As circunstâncias e propósitos do NPND estão relacionados a essa nova realidade. Não se pode mais dizer que o NPDN tem a mesma natureza dos grandes projetos de desenvolvimento iniciados na década de 1940. Naquele momento, após a II Grande Guerra e posteriormente com o advento da Guerra Fria, os projetos nacionalistas eram iniciativas de regimes autoritários que criaram no país um capitalismo periférico e dependente, com a ilusão de que isso resolveria grande parte de nossos problemas sociais. A história mostra o contrário. Hoje, o NPND traz um fato novo. O Brasil não está mais a reboque de interesses imperialistas. Tal condição impõe desafios gigantescos e perigos ainda maiores. Não é à toa que a Quarta Frota foi reativada e que se instalam novas bases estadunidenses na Colômbia, numa clara afronta aos povos latinos e seus governos progressistas. Neste ambiente a Estratégia Nacional de Defesa (END) emerge como ponto de discussão fundamental.

Não há grande potência à revelia do poder militar. No campo das relações internacionais, o Brasil optou por um caminho pacifista. Debater defesa soa como algo alheio a nossa cultura, mas se faz cada vez mais necessário. A postulação do Brasil a uma cadeira permanente no Conselho de Segurança da ONU depende, entre outros fatores, do êxito do país em apresentar um sistema de defesa à altura de seu papel político e econômico no plano internacional. Os comunistas precisam se debruçar sobre essa temática, afastando preconceitos e substituindo idéias superadas.

Outro grande desafio é conjugar as transformações socioeconômicas do NPND, com a sua defesa e soberania. A END explicita essa relação ao reformular a defesa nacional através de três eixos fundamentais: reorganização das Forças Armadas, reestruturação da Indústria Brasileira de Material de Defesa e política de composição dos efetivos das forças armadas. A reorganização das forças armadas vai muito além do interesse meramente militar. As conexões entre defesa e desenvolvimento científico e tecnológico estão entre as principais preocupações de nações desenvolvidas. O Brasil não pode apenas margear deste debate.

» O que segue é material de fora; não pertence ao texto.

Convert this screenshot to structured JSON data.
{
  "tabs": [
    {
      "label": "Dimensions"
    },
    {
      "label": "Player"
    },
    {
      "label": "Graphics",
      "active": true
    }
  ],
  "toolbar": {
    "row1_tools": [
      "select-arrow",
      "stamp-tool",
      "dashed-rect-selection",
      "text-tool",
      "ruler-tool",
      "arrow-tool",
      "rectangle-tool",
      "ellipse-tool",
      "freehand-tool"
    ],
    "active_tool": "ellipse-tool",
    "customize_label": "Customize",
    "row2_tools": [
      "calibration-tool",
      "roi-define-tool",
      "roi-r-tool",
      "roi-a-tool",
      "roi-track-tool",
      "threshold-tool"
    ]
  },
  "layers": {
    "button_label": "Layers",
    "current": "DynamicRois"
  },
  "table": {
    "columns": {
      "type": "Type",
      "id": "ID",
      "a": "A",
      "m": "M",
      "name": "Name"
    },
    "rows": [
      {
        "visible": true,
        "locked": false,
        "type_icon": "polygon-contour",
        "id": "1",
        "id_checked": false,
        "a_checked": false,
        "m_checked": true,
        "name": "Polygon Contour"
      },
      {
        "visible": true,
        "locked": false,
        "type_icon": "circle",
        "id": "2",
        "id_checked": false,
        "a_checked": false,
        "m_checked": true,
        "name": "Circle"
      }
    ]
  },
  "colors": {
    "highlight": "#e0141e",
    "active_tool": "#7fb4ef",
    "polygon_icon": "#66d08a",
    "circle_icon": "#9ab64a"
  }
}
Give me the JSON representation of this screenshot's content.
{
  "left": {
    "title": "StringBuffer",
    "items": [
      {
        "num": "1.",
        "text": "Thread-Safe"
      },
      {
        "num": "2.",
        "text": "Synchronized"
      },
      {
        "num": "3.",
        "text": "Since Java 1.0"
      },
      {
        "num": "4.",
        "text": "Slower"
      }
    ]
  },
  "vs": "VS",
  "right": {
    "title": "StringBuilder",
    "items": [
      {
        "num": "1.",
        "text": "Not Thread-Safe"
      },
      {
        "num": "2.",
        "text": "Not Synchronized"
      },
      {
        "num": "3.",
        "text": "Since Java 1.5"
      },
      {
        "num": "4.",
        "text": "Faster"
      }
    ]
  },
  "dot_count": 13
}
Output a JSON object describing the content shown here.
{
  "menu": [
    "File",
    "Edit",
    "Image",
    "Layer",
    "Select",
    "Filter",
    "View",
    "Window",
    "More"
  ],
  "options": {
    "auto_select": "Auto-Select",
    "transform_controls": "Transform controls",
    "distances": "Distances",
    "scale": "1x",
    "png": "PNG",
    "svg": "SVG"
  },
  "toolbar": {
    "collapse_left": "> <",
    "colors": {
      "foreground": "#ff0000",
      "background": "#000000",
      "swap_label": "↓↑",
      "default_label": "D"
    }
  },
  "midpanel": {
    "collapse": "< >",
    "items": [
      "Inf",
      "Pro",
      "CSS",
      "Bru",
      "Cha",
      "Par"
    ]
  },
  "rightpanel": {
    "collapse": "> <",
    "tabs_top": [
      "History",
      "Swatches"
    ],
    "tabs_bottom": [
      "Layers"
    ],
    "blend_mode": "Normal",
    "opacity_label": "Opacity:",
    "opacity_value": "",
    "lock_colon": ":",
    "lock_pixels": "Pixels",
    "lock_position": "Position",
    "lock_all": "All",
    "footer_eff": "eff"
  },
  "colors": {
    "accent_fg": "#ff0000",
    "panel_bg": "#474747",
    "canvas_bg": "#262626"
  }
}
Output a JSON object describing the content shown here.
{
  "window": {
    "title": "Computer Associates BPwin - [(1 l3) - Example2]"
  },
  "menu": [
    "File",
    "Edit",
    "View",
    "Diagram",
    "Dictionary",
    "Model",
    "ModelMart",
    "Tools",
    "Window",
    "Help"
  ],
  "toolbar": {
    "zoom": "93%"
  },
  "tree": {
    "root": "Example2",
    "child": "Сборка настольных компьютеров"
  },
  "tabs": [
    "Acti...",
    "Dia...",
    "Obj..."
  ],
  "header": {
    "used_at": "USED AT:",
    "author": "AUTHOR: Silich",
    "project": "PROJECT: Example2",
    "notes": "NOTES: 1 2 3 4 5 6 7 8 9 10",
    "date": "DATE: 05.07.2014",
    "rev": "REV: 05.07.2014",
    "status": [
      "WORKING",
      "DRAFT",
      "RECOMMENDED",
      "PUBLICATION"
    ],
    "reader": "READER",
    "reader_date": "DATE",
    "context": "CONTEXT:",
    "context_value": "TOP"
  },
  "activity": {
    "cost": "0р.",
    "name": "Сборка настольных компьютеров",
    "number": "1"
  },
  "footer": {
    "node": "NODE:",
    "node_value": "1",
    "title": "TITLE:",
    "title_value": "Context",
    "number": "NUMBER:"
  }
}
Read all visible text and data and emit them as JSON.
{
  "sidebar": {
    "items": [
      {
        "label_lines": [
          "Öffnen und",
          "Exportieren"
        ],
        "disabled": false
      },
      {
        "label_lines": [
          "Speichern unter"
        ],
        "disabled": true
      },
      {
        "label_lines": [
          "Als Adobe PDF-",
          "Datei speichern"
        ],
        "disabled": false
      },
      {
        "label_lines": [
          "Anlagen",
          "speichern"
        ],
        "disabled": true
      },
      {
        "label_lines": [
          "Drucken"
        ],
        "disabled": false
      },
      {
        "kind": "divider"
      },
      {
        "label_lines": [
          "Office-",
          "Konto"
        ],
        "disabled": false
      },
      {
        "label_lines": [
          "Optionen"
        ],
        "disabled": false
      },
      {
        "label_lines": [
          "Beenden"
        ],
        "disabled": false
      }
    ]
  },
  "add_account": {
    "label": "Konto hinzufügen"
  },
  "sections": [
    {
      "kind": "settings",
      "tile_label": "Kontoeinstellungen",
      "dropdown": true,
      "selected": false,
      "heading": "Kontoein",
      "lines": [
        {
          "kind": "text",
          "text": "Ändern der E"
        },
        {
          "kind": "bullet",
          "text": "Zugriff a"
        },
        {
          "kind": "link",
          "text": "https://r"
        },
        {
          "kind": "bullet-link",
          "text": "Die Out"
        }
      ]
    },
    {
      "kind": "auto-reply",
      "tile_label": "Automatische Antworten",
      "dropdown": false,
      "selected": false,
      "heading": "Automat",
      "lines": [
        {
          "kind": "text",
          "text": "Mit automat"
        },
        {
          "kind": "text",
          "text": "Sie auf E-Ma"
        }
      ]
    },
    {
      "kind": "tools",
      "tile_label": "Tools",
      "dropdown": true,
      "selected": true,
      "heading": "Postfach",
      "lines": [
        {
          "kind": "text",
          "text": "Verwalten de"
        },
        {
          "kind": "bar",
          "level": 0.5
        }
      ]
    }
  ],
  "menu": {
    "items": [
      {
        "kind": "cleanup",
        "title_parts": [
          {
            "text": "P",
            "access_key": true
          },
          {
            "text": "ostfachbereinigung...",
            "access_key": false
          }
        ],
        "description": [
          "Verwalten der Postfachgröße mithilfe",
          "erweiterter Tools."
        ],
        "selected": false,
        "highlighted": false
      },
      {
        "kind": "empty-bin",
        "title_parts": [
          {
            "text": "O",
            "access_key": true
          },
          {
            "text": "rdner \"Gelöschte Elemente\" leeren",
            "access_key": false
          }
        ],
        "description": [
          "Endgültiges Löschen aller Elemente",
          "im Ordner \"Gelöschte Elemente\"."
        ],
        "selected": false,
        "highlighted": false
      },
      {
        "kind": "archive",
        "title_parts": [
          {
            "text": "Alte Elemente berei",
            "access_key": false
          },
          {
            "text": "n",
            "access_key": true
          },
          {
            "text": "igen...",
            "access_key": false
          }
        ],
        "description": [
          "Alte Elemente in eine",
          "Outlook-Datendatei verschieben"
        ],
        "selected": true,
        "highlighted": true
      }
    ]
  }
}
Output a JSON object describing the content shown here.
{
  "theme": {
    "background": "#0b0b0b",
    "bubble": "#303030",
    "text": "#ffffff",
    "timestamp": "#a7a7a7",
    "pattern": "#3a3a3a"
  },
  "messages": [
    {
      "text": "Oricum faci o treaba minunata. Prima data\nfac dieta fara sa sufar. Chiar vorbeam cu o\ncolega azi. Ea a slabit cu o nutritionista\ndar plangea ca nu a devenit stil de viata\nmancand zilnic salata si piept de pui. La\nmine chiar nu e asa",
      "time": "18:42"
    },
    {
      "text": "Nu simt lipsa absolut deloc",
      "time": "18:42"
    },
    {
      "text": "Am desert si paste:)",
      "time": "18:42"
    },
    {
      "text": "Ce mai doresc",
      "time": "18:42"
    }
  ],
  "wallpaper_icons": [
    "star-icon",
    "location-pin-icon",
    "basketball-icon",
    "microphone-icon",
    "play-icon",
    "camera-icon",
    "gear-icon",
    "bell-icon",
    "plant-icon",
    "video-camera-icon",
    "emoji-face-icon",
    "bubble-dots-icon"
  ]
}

Ciência e Tecnologia ganharam maior importância estratégica não apenas para o poderio militar, mas para o desenvolvimento nacional soberano. Foi no Pós-Guerra que constituíram o binômio C&T, sendo inseparáveis e interdependentes. A lógica da pesquisa de ponta também segue a da guerra. Não é por acaso que a END elege três setores decisivos para a defesa nacional: o cibernético, o espacial e o nuclear. São conhecidos como “tecnologias sensíveis”. Descobertas revolucionárias como os raios-X, a internet ou a anestesia são herdeiras diretas desse tipo de pesquisa. No NPND, o desafio é apropriar esse tipo de pesquisa para o bem comum e o progresso. Além disso, o investimento em pesquisa e inovação tecnológica, de acordo com a nova END, é prioritário para um desenvolvimento soberano e independente. Basta ver como se deu a negociação bilionária entre Brasil e França para aquisição de equipamentos militares. O fator decisivo foi condição colocada para transferência de tecnologia ao Brasil. Uma nação com forte C&T proprietária é também uma nação soberana, dona de seu destino e influente mundialmente.

Gustavo Guerreiro é professor da Escola Estadual do PCdoB e membro do Comitê Municipal de Paraipaba.